Step 3: Evaluate each option using the expressions found in Step 2 and compare with the result from Step 1.

Let's analyze option (A): $\frac{1}{6}\left\{ {f(0) + f(1) + 4f\left( {{1 \over 2}} \right)} \right\}$ Substitute the expressions for $f(0)$, $f(1)$, and $f(1/2)$: $\frac{1}{6}\left\{ a + (a + b + c) + 4\left(a + \frac{b}{2} + \frac{c}{4}\right) \right\}$ Simplify the expression inside the curly braces: $\frac{1}{6}\left\{ a + a + b + c + 4a + \frac{4b}{2} + \frac{4c}{4} \right\}$ $\frac{1}{6}\left\{ (a+a+4a) + (b+2b) + (c+c) \right\}$ $\frac{1}{6}\left\{ 6a + 3b + 2c \right\}$ Now, distribute the $\frac{1}{6}$: $\frac{6a}{6} + \frac{3b}{6} + \frac{2c}{6} = a + \frac{b}{2} + \frac{c}{3}$ This matches our result (I) from Step 1.

Let's quickly check other options to confirm (A) is the only correct one.

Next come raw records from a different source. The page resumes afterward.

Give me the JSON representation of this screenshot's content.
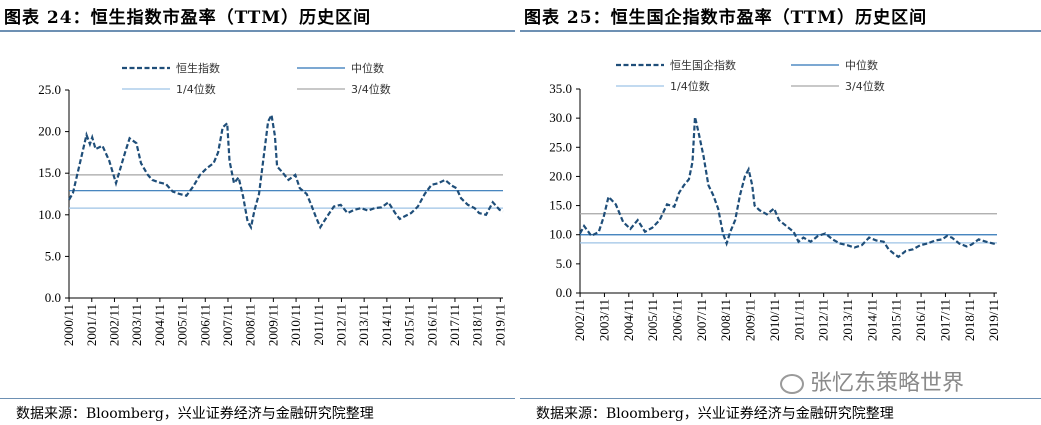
{
  "left": {
    "title": "图表 24：恒生指数市盈率（TTM）历史区间",
    "source": "数据来源：Bloomberg，兴业证券经济与金融研究院整理",
    "chart_data": {
      "type": "line",
      "title": "",
      "x_ticks": [
        "2000/11",
        "2001/11",
        "2002/11",
        "2003/11",
        "2004/11",
        "2005/11",
        "2006/11",
        "2007/11",
        "2008/11",
        "2009/11",
        "2010/11",
        "2011/11",
        "2012/11",
        "2013/11",
        "2014/11",
        "2015/11",
        "2016/11",
        "2017/11",
        "2018/11",
        "2019/11"
      ],
      "y_ticks": [
        "0.0",
        "5.0",
        "10.0",
        "15.0",
        "20.0",
        "25.0"
      ],
      "ylim": [
        0,
        25
      ],
      "xlim": [
        2000.83,
        2019.95
      ],
      "legend": [
        "恒生指数",
        "中位数",
        "1/4位数",
        "3/4位数"
      ],
      "legend_position": "top",
      "series": [
        {
          "name": "恒生指数",
          "style": "dashed",
          "color": "#1f4e79",
          "x": [
            2000.83,
            2001.0,
            2001.6,
            2001.75,
            2001.85,
            2002.0,
            2002.3,
            2002.6,
            2002.9,
            2003.3,
            2003.5,
            2003.8,
            2004.0,
            2004.3,
            2004.5,
            2004.8,
            2005.1,
            2005.4,
            2005.7,
            2006.0,
            2006.3,
            2006.6,
            2006.9,
            2007.2,
            2007.4,
            2007.6,
            2007.8,
            2007.9,
            2008.1,
            2008.3,
            2008.5,
            2008.7,
            2008.85,
            2009.0,
            2009.2,
            2009.4,
            2009.6,
            2009.75,
            2009.9,
            2010.0,
            2010.2,
            2010.5,
            2010.8,
            2011.0,
            2011.3,
            2011.5,
            2011.7,
            2011.9,
            2012.2,
            2012.5,
            2012.8,
            2013.1,
            2013.4,
            2013.7,
            2014.0,
            2014.3,
            2014.6,
            2014.9,
            2015.2,
            2015.4,
            2015.6,
            2015.9,
            2016.2,
            2016.5,
            2016.8,
            2017.1,
            2017.4,
            2017.7,
            2017.9,
            2018.1,
            2018.4,
            2018.7,
            2018.9,
            2019.2,
            2019.5,
            2019.8,
            2019.95
          ],
          "values": [
            11.8,
            12.6,
            19.6,
            18.5,
            19.3,
            17.9,
            18.3,
            16.5,
            13.8,
            17.5,
            19.2,
            18.6,
            16.2,
            14.8,
            14.2,
            13.9,
            13.7,
            12.8,
            12.5,
            12.3,
            13.4,
            14.8,
            15.6,
            16.2,
            17.5,
            20.5,
            21.0,
            16.5,
            13.8,
            14.5,
            12.2,
            9.2,
            8.5,
            10.5,
            12.5,
            16.8,
            21.2,
            22.0,
            19.5,
            15.8,
            15.2,
            14.2,
            14.8,
            13.2,
            12.5,
            11.2,
            9.8,
            8.5,
            9.8,
            11.0,
            11.2,
            10.2,
            10.6,
            10.8,
            10.5,
            10.8,
            10.9,
            11.5,
            10.2,
            9.5,
            9.8,
            10.2,
            11.0,
            12.5,
            13.6,
            13.8,
            14.2,
            13.5,
            13.2,
            12.0,
            11.2,
            10.8,
            10.2,
            10.0,
            11.5,
            10.6,
            10.4
          ]
        },
        {
          "name": "中位数",
          "style": "solid",
          "color": "#2e75b6",
          "values": [
            12.9
          ]
        },
        {
          "name": "1/4位数",
          "style": "solid",
          "color": "#9dc3e6",
          "values": [
            10.8
          ]
        },
        {
          "name": "3/4位数",
          "style": "solid",
          "color": "#a6a6a6",
          "values": [
            14.8
          ]
        }
      ]
    }
  },
  "right": {
    "title": "图表 25：恒生国企指数市盈率（TTM）历史区间",
    "source": "数据来源：Bloomberg，兴业证券经济与金融研究院整理",
    "chart_data": {
      "type": "line",
      "title": "",
      "x_ticks": [
        "2002/11",
        "2003/11",
        "2004/11",
        "2005/11",
        "2006/11",
        "2007/11",
        "2008/11",
        "2009/11",
        "2010/11",
        "2011/11",
        "2012/11",
        "2013/11",
        "2014/11",
        "2015/11",
        "2016/11",
        "2017/11",
        "2018/11",
        "2019/11"
      ],
      "y_ticks": [
        "0.0",
        "5.0",
        "10.0",
        "15.0",
        "20.0",
        "25.0",
        "30.0",
        "35.0"
      ],
      "ylim": [
        0,
        35
      ],
      "xlim": [
        2002.83,
        2019.95
      ],
      "legend": [
        "恒生国企指数",
        "中位数",
        "1/4位数",
        "3/4位数"
      ],
      "legend_position": "top",
      "series": [
        {
          "name": "恒生国企指数",
          "style": "dashed",
          "color": "#1f4e79",
          "x": [
            2002.83,
            2003.0,
            2003.3,
            2003.6,
            2003.8,
            2004.0,
            2004.3,
            2004.6,
            2004.9,
            2005.2,
            2005.5,
            2005.8,
            2006.1,
            2006.4,
            2006.7,
            2006.9,
            2007.1,
            2007.3,
            2007.45,
            2007.55,
            2007.7,
            2007.9,
            2008.1,
            2008.3,
            2008.5,
            2008.7,
            2008.85,
            2009.0,
            2009.2,
            2009.4,
            2009.6,
            2009.75,
            2009.9,
            2010.0,
            2010.2,
            2010.5,
            2010.8,
            2011.0,
            2011.3,
            2011.6,
            2011.8,
            2012.0,
            2012.3,
            2012.6,
            2012.9,
            2013.2,
            2013.5,
            2013.8,
            2014.1,
            2014.4,
            2014.7,
            2015.0,
            2015.3,
            2015.5,
            2015.7,
            2015.9,
            2016.2,
            2016.5,
            2016.8,
            2017.1,
            2017.4,
            2017.7,
            2017.9,
            2018.1,
            2018.4,
            2018.7,
            2018.9,
            2019.2,
            2019.5,
            2019.8,
            2019.95
          ],
          "values": [
            10.2,
            11.5,
            9.8,
            10.5,
            13.0,
            16.5,
            15.2,
            12.2,
            11.0,
            12.5,
            10.5,
            11.2,
            12.5,
            15.2,
            14.8,
            17.2,
            18.5,
            19.5,
            22.5,
            30.2,
            27.5,
            23.5,
            18.5,
            16.8,
            14.5,
            10.2,
            8.5,
            10.5,
            12.5,
            16.8,
            20.0,
            21.2,
            18.5,
            15.0,
            14.2,
            13.5,
            14.5,
            12.5,
            11.5,
            10.5,
            8.8,
            9.5,
            8.8,
            9.8,
            10.2,
            9.2,
            8.5,
            8.2,
            7.8,
            8.2,
            9.5,
            9.0,
            8.8,
            7.5,
            6.8,
            6.2,
            7.2,
            7.5,
            8.2,
            8.5,
            9.0,
            9.2,
            9.8,
            9.5,
            8.5,
            8.0,
            8.3,
            9.2,
            8.8,
            8.5,
            8.3
          ]
        },
        {
          "name": "中位数",
          "style": "solid",
          "color": "#2e75b6",
          "values": [
            10.0
          ]
        },
        {
          "name": "1/4位数",
          "style": "solid",
          "color": "#9dc3e6",
          "values": [
            8.6
          ]
        },
        {
          "name": "3/4位数",
          "style": "solid",
          "color": "#a6a6a6",
          "values": [
            13.6
          ]
        }
      ]
    }
  },
  "watermark": "张忆东策略世界"
}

Option (B): $2\left\{ 3{f(1) + 2f\left( {{1 \over 2}} \right)} \right\}$ $2\left\{ 3(a+b+c) + 2\left(a + \frac{b}{2} + \frac{c}{4}\right) \right\}$ $2\left\{ 3a + 3b + 3c + 2a + b + \frac{c}{2} \right\}$ $2\left\{ 5a + 4b + \frac{7c}{2} \right\} = 10a + 8b + 7c \neq a + \frac{b}{2} + \frac{c}{3}$

Option (C): $\frac{1}{3}\left\{ {f(0) + f\left( {{1 \over 2}} \right)} \right\}$ $\frac{1}{3}\left\{ a + \left(a + \frac{b}{2} + \frac{c}{4}\right) \right\}$ $\frac{1}{3}\left\{ 2a + \frac{b}{2} + \frac{c}{4} \right\} = \frac{2a}{3} + \frac{b}{6} + \frac{c}{12} \neq a + \frac{b}{2} + \frac{c}{3}$

Option (D): $\frac{1}{2}\left\{ {f(1) + 3f\left( {{1 \over 2}} \right)} \right\}$ $\frac{1}{2}\left\{ (a+b+c) + 3\left(a + \frac{b}{2} + \frac{c}{4}\right) \right\}$ $\frac{1}{2}\left\{ a + b + c + 3a + \frac{3b}{2} + \frac{3c}{4} \right\}$ $\frac{1}{2}\left\{ 4a + \frac{5b}{2} + \frac{7c}{4} \right\} = 2a + \frac{5b}{4} + \frac{7c}{8} \neq a + \frac{b}{2} + \frac{c}{3}$

Common Mistakes & Tips

• Algebraic Errors: Be meticulous with algebraic simplification, especially when dealing with fractions and combining terms. A small error in arithmetic can lead to an incorrect final answer.
• Forgetting the Constant of Integration (for indefinite integrals): While this problem involves definite integrals, it's a good reminder that for indefinite integrals, the constant of integration '+ C' is essential. For definite integrals, it cancels out.
• Misinterpreting Function Notation: Ensure you correctly substitute the values into $f(x)$ and don't confuse $f(x)$ with its coefficients $a, b, c$.

Summary

The problem requires us to evaluate a definite integral of a general quadratic polynomial $f(x) = a + bx + cx^2$ over the interval $[0, 1]$. We first calculated this integral to be $a + \frac{b}{2} + \frac{c}{3}$. Then, we evaluated the function at the points $x=0$, $x=1$, and $x=1/2$, expressing these values in terms of the coefficients $a$, $b$, and $c$. Finally, we substituted these expressions into each of the given options. Option (A) yielded the exact same result as our calculated definite integral, confirming it as the correct answer. This result is also consistent with Simpson's 1/3 rule for numerical integration, which is exact for polynomials of degree up to three.

The final answer is \boxed{\frac{1}{6}\left{ {f(0) + f(1) + 4f\left( {{1 \over 2}} \right)} \right}}. This corresponds to option (A).